L’ouverture de chantier a été réalisée le 2 mars 2022 par la société MAISONS PHENIX, filiale du groupe GEOXIA.
Un avenant a été signé en date du 28 mars 2022, portant le prix à 127.245 €.
Dans le cadre de ses obligations, la société GEOXIA a conclu auprès d’AXA – XL INSURANCE
COMPANY SE – un contrat d’assurance Multirisques constructeur de maisons individuelles contenant une couverture responsabilité civile exploitation, responsabilité décennale, tous risques chantier et dommage ouvrage.
Et auprès de CGI BATIMENT, un contrat d’assurance garantie de livraison à prix et délais convenus.
Le 24 mai 2022, le Tribunal de commerce de Nanterre a prononcé l’ouverture du redressement
judiciaire de la société GEOXIA. Le 28 juin 2022, la procédure a été convertie en liquidation judiciaire.

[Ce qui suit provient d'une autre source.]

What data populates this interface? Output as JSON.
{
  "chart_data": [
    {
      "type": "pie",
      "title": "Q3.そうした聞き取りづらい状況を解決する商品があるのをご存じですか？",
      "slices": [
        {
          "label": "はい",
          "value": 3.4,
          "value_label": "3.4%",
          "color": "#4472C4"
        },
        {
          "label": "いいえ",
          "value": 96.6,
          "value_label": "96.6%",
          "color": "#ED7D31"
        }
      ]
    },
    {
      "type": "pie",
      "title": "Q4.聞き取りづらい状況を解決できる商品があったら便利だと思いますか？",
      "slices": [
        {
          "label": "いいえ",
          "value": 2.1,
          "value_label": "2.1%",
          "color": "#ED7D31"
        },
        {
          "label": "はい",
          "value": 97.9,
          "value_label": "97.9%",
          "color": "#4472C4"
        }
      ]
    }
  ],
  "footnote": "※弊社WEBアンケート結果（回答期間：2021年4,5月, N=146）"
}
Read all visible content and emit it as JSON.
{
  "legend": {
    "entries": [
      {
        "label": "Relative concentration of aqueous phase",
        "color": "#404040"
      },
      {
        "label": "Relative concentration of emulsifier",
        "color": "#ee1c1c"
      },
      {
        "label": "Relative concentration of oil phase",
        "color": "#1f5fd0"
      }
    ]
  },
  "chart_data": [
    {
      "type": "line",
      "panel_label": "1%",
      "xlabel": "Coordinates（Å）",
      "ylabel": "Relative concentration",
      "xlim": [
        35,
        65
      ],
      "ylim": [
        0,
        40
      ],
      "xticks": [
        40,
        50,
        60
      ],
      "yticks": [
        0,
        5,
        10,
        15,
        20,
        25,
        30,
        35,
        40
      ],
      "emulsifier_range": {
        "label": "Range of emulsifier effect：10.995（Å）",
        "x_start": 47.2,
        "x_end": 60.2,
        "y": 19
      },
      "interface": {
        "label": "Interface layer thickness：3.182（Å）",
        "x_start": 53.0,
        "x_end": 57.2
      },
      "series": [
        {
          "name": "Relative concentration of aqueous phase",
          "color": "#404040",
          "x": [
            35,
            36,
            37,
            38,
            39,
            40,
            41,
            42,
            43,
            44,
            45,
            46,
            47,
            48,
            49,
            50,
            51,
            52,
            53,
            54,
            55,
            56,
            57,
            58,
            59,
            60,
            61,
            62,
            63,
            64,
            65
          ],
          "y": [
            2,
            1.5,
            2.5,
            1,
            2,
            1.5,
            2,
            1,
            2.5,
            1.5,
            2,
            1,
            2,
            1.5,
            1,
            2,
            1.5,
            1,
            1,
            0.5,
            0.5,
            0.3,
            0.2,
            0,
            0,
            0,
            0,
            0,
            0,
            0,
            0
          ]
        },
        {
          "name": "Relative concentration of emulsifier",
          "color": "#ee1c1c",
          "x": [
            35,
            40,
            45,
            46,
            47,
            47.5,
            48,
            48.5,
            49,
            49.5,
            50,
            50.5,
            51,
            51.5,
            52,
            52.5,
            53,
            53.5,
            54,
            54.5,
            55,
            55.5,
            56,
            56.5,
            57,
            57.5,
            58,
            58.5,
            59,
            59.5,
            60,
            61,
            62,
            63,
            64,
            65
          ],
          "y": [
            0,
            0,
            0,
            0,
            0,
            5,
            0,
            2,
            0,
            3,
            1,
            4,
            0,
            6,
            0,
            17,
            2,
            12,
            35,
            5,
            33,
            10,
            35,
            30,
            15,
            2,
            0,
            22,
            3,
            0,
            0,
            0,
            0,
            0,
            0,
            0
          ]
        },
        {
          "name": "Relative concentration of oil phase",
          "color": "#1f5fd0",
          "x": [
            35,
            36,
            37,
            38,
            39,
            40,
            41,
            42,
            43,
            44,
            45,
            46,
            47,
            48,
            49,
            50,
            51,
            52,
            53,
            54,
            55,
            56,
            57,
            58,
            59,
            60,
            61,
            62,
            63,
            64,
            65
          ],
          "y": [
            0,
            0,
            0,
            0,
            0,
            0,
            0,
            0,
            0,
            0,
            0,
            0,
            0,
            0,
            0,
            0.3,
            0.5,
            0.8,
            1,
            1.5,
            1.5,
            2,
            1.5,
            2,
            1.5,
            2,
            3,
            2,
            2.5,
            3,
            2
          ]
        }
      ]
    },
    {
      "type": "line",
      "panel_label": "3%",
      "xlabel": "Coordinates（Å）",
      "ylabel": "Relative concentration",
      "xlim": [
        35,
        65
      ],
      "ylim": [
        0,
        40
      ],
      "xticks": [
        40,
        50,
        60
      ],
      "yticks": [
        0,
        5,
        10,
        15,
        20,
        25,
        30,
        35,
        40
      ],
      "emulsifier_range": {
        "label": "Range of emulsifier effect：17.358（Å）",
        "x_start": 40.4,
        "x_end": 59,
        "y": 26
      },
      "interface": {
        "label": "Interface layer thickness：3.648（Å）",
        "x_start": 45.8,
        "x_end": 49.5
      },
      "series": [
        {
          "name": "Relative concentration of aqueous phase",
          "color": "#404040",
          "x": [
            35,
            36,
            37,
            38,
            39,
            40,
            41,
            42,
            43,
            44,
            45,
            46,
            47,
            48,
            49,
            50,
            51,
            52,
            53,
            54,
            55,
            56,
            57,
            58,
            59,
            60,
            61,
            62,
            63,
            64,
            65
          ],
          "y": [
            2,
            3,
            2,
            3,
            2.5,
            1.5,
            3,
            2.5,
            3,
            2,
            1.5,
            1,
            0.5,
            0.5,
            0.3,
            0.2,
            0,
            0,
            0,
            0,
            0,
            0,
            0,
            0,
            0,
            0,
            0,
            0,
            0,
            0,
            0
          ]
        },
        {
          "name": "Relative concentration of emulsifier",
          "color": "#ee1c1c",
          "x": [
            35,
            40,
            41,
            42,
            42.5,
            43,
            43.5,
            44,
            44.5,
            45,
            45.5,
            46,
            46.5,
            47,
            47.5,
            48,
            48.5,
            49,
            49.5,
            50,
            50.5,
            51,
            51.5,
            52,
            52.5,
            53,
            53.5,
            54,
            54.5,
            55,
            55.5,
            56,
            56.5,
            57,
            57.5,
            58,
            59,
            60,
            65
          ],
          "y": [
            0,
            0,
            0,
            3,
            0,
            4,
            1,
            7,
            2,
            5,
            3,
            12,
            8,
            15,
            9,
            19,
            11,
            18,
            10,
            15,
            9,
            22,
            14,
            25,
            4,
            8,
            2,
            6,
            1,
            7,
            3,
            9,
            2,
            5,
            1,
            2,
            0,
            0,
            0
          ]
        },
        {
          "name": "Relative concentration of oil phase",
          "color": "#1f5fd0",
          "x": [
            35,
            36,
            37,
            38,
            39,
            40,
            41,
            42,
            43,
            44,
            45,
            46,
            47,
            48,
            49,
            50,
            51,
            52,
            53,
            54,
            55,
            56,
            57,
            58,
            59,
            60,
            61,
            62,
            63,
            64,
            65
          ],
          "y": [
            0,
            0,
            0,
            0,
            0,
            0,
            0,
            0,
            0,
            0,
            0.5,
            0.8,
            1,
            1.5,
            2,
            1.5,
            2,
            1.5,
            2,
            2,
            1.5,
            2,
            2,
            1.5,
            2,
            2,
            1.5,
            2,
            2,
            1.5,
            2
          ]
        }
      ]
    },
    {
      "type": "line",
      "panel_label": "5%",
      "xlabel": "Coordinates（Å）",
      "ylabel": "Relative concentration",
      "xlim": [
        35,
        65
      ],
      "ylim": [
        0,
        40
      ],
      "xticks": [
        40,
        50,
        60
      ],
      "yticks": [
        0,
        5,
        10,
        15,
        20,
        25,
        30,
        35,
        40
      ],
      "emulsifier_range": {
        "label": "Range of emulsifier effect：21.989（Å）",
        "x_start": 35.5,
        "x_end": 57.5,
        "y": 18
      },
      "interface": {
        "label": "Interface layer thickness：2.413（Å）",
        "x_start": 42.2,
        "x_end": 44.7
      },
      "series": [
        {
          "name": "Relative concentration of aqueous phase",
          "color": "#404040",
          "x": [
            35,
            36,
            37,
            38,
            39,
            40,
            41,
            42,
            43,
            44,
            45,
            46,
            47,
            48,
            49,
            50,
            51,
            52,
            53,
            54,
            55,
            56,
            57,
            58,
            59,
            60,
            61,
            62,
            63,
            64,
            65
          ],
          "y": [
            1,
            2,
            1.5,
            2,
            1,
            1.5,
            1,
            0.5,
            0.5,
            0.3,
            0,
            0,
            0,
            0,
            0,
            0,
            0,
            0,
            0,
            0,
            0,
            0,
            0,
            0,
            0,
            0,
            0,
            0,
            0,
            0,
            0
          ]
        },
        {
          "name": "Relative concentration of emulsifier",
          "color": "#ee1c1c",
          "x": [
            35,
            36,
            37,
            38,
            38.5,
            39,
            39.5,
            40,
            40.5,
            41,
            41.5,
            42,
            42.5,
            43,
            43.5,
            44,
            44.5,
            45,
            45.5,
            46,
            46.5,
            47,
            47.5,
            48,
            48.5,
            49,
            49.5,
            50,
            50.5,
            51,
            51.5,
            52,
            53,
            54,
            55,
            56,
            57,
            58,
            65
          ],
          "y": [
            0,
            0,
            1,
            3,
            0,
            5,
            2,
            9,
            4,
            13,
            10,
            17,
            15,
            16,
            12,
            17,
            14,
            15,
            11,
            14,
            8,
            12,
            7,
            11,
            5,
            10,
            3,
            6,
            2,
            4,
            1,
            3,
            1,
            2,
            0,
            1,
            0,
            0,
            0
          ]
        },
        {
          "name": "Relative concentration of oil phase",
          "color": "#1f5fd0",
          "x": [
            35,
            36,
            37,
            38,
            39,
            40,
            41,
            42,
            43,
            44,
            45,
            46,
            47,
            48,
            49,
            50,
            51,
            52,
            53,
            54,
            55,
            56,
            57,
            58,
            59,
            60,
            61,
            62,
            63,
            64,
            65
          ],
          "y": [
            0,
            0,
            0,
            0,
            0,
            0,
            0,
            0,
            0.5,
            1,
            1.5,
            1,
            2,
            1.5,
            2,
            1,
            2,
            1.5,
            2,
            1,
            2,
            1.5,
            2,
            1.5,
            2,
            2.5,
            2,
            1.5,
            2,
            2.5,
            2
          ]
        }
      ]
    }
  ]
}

C’est dans ces circonstances que la société CGI BATIMENT a confié la reprise du chantier à la société MAISONS VALENTINE, selon devis de reprise du 22 septembre 2022.
Le devis précise que la société MAISONS VALENTINE devait intervenir au stade de l’ouverture du chantier, et les courriers de la société CGI BATIMENT qu’il serait procédé à un état des lieux des travaux réalisés par la société GEOXIA. Aucun élément ne permet d’établir s’il a eu lieu.
Un procès-verbal de réception a été signé en date du 27 novembre 2023.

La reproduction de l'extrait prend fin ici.